Antiviral action of interferon-alpha against hepatitis C virus replicon and its modulation by interferon-gamma and interleukin-8.

作者信息

Jia Yintang, Wei Lai, Jiang Dong, Wang Jianghua, Cong Xu, Fei Ran

机构信息

Hepatology Institute, Peking University People's Hospital, Beijing, China.

出版信息

J Gastroenterol Hepatol. 2007 Aug;22(8):1278-85. doi: 10.1111/j.1440-1746.2007.04957.x. Epub 2007 Jun 12.

Abstract

BACKGROUND AND AIM

Interferon-alpha (IFN-alpha) based therapy is the main treatment used to control hepatitis C virus (HCV) infection. The aim of this study was to understand the mechanisms of IFN-alpha inhibition of HCV replication and the resistance of HCV to IFN-alpha therapy, and improve the efficiency of HCV treatment.

METHODS

The inhibitory effects of IFN-alpha on a HCV replicon system were examined and the potential regulatory effects of interferon-gamma (IFN-gamma) and interleukin-8 (IL-8) on the antiviral actions of IFN-alpha were also investigated in this report.

RESULTS

The results showed that IFN-alpha can effectively inhibit the replication of HCV replicon. Pretreatment of HCV replicon cells with IFN-gamma could significantly potentiate the inhibitory effects of IFN-alpha on the HCV replicon.

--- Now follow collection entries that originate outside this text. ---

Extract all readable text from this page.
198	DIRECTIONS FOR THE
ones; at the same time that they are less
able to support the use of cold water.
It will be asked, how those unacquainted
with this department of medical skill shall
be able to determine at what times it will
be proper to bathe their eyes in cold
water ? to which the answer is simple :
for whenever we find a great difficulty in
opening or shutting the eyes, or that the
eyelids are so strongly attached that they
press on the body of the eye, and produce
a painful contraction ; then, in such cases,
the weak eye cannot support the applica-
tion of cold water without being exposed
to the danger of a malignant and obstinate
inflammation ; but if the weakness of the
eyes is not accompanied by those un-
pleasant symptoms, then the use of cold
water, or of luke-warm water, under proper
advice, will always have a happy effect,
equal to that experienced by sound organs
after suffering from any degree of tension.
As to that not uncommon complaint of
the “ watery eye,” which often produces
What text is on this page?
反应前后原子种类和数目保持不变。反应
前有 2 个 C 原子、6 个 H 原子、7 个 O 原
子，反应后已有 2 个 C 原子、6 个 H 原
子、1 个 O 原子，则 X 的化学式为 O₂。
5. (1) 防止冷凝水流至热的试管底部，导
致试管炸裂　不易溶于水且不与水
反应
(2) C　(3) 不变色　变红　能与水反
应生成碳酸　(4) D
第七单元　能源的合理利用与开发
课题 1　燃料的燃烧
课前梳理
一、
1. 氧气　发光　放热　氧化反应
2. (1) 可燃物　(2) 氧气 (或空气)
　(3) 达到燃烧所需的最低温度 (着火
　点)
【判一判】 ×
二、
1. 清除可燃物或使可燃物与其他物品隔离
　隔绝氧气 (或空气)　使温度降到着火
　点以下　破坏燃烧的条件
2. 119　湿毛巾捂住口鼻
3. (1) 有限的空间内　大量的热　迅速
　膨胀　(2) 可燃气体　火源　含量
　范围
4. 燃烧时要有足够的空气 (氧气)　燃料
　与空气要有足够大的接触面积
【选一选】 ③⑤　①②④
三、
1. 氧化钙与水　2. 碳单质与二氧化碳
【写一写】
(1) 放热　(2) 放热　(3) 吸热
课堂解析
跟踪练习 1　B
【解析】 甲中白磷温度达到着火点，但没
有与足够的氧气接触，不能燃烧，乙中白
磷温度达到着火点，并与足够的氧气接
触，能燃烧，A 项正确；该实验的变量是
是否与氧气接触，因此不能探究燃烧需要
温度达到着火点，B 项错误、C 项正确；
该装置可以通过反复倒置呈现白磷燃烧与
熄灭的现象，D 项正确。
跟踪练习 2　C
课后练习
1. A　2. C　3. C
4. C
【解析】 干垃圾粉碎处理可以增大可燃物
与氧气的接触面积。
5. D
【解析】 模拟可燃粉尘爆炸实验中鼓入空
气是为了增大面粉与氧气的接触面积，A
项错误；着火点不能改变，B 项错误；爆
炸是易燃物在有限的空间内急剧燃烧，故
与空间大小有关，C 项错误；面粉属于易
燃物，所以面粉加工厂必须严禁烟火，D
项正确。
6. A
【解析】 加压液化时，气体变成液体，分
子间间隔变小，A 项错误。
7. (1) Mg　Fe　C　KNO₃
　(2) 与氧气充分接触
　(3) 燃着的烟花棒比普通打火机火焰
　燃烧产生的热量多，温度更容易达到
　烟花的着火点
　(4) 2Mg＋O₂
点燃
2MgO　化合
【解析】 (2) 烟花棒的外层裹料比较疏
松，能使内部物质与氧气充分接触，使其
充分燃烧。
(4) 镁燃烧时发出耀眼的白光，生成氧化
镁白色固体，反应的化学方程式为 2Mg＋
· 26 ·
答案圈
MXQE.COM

Direct addition of IL-8 to the culture medium of HCV replicon cells could partially rescue the HCV replicon from the inhibition of IFN-alpha, which may be the result of IL-8 down-regulation of interferon-stimulated genes.

CONCLUSION

Our study demonstrated that IFN-gamma has synergistic antiviral effects with IFN-alpha; whereas IL-8 can attenuate the anti-HCV actions of IFN-alpha and is associated with HCV resistance to interferon-alpha therapy.

摘要

背景与目的

基于α干扰素(IFN-α)的疗法是用于控制丙型肝炎病毒(HCV)感染的主要治疗方法。本研究的目的是了解IFN-α抑制HCV复制的机制以及HCV对IFN-α治疗的耐药性,并提高HCV治疗的效率。

方法

本报告研究了IFN-α对HCV复制子系统的抑制作用,并研究了γ干扰素(IFN-γ)和白细胞介素-8(IL-8)对IFN-α抗病毒作用的潜在调节作用。

结果

结果表明,IFN-α可有效抑制HCV复制子的复制。用IFN-γ预处理HCV复制子细胞可显著增强IFN-α对HCV复制子的抑制作用。将IL-8直接添加到HCV复制子细胞的培养基中可部分解除HCV复制子受IFN-α的抑制,这可能是IL-8下调干扰素刺激基因的结果。

结论

我们的研究表明,IFN-γ与IFN-α具有协同抗病毒作用;而IL-8可减弱IFN-α的抗HCV作用,并与HCV对干扰素-α治疗的耐药性有关。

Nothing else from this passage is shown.